Who knew eating asparagus could be so much fun?

The Triton School cafeteria took on a festive atmosphere May 28 as the lunch crew rolled out asparagus, steamed to perfection.triton

Sherry Sonnenberg, Dodge County Statewide Health Improvement Coordinator, and Kelley Marty, nutrition educator assistant with University of Minnesota Extension in Dodge County, walked between the cafeteria benches doling out stickers to the students who tried asparagus.

It’s OK if you don’t like it, Sonnenberg told the students, just try it.

Billie Cowell, food service director for Taher at Triton, greeted all 500 or so students in kindergarten through fifth grade with asparagus as they entered the cafeteria. She cut the asparagus from her home garden, she told them, encouraging the students to look at, touch or feel the asparagus.

Asparagus can grow an inch an hour and up to 12 inches a day, she said again and again as each class of students came for lunch. There are three colors of asparagus – white, green and purple.

She told some students the asparagus traveled from Lenora, Minn., only 72 miles from their school cafeteria. Their produce typically comes from California, about 1,900 miles away.

There were signs throughout the cafeteria and cameras too.

The asparagus celebration was part of a pilot Farm to School program of Taher, the company that provides food service to Triton and several other schools in the region, Cowell said. Taher is experimenting with locally grown food in lunches in an effort to increase the nutritional value of lunch.

Cowell said it’s also a way to support the agricultural community in Minnesota.

Sonnenberg said the purpose of the Statewide Health Improvement Program is to reduce obesity, increase activity and cease tobacco use. The Farm to School effort fits well as a way to improve nutrition in school lunches, she said.

Making the new food fun is a way to make an impression and encourage students to try it, Sonnenberg said.

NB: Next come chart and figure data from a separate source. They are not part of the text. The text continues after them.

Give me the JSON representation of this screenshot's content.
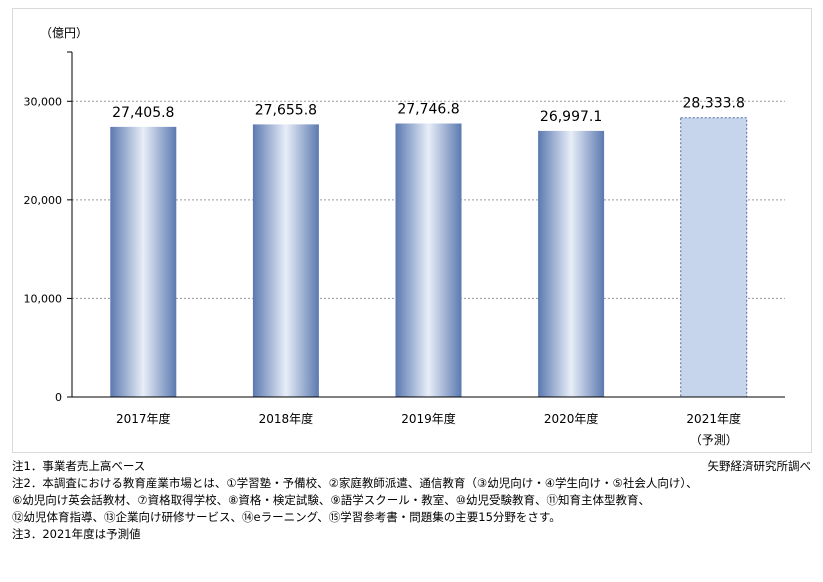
{
  "chart_data": {
    "type": "bar",
    "unit_label": "（億円）",
    "categories": [
      "2017年度",
      "2018年度",
      "2019年度",
      "2020年度",
      "2021年度"
    ],
    "category_sublabels": [
      "",
      "",
      "",
      "",
      "（予測）"
    ],
    "values": [
      27405.8,
      27655.8,
      27746.8,
      26997.1,
      28333.8
    ],
    "value_labels": [
      "27,405.8",
      "27,655.8",
      "27,746.8",
      "26,997.1",
      "28,333.8"
    ],
    "forecast": [
      false,
      false,
      false,
      false,
      true
    ],
    "ylim": [
      0,
      35000
    ],
    "yticks": [
      0,
      10000,
      20000,
      30000
    ],
    "ytick_labels": [
      "0",
      "10,000",
      "20,000",
      "30,000"
    ],
    "grid": true,
    "colors": {
      "bar_edge": "#5b79b0",
      "bar_center": "#e8eef8",
      "forecast_fill": "#c7d5ec",
      "grid": "#9a9a9a"
    }
  },
  "notes": [
    "注1．事業者売上高ベース",
    "注2．本調査における教育産業市場とは、①学習塾・予備校、②家庭教師派遣、通信教育（③幼児向け・④学生向け・⑤社会人向け）、",
    "⑥幼児向け英会話教材、⑦資格取得学校、⑧資格・検定試験、⑨語学スクール・教室、⑩幼児受験教育、⑪知育主体型教育、",
    "⑫幼児体育指導、⑬企業向け研修サービス、⑭eラーニング、⑮学習参考書・問題集の主要15分野をさす。",
    "注3．2021年度は予測値"
  ],
  "source": "矢野経済研究所調べ"
}
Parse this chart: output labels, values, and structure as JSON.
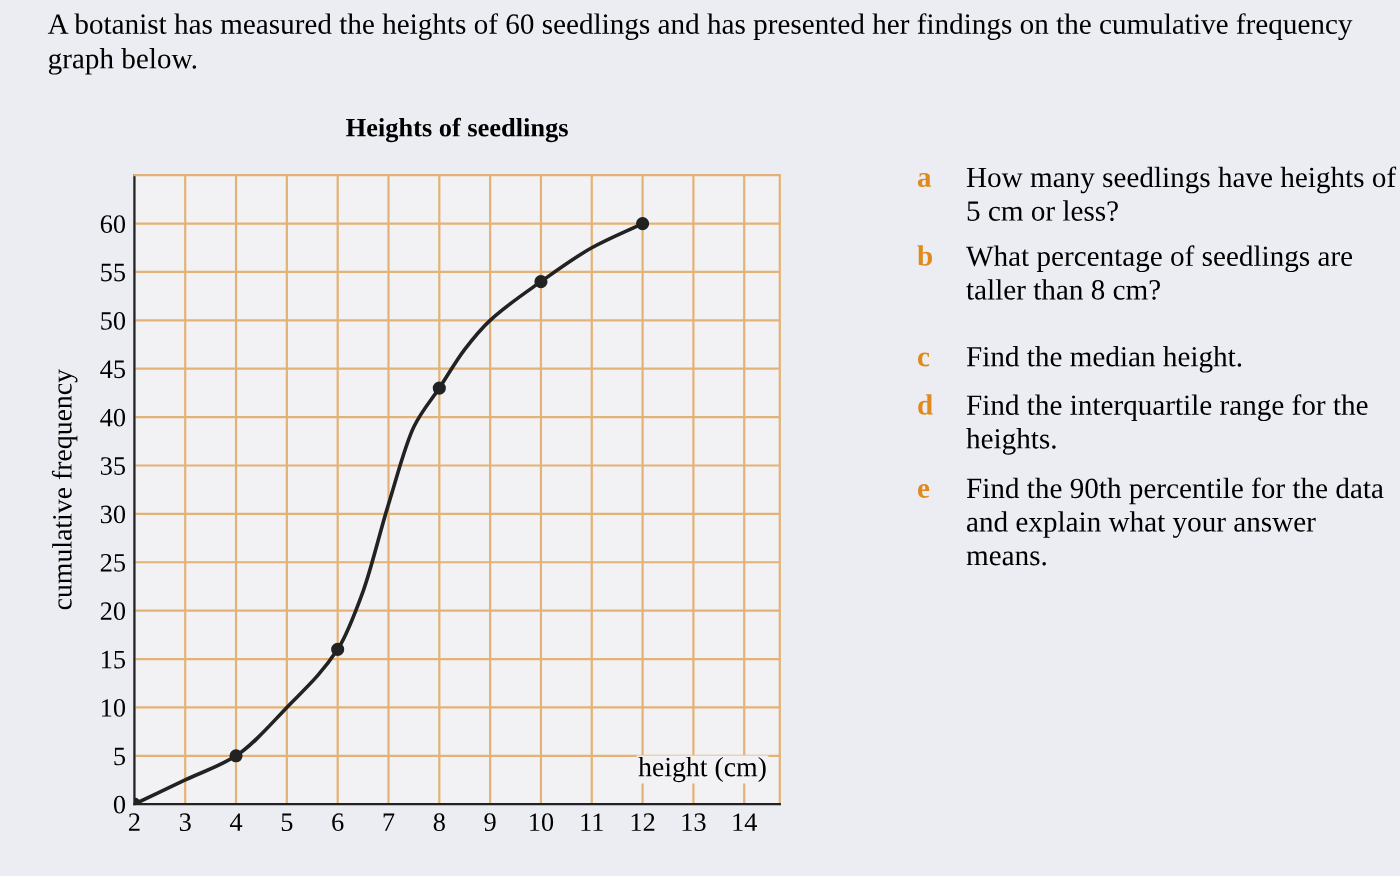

She was surprised by the overwhelming positive response from students. She went through 600 stickers over two days, giving them to students in grades kindergarten through 12.

“It was wild,” Cowell said. “It really took all of us to do it.”

Fourth grade students Brittany Beckett, Desirae Tangen and Amanda Berg all ate their asparagus. They said they’d talked about asparagus in the classroom, learning it’s good for them and that it grows 12 inches in a day. Berg and Tangen said they eat asparagus all the time, but it was Beckett’s second time to sample asparagus. They all gave it a thumbs up.

On Friday, the food service served spring greens, also from the Lenora farm. Stickers were given out and students who tried the greens were allowed to sign their name on a banner on the wall that read “Lettuce help you grow.”

Cowell said she had just enough asparagus for all the students who wanted to try asparagus to try it. She ordered two 15-pound cases. She had plenty of spring greens, she ordered 45 pounds.

“It’s hard to judge what kids are going to do,” Tiffaney Lamoree, food service clerk said.

The effort is focused on the elementary children, because it’s easier to get them to change their eating habits and try new things, Cowell said.

Also that week, students in first grade planted a garden in a glove under Marty’s guidance and sampled a cucumber and radish. Their glove gardens had broccoli, cumcumber, radish, carrots, lettuce seeds wrapped in a wet cottonball.

As they left the cafeteria, Cowell asked a couple students if they liked the asparagus. There was a nod no, but Cowell was undeterred, telling the student that’s OK.

“Good job,” she said. “I’m proud of you for trying it.”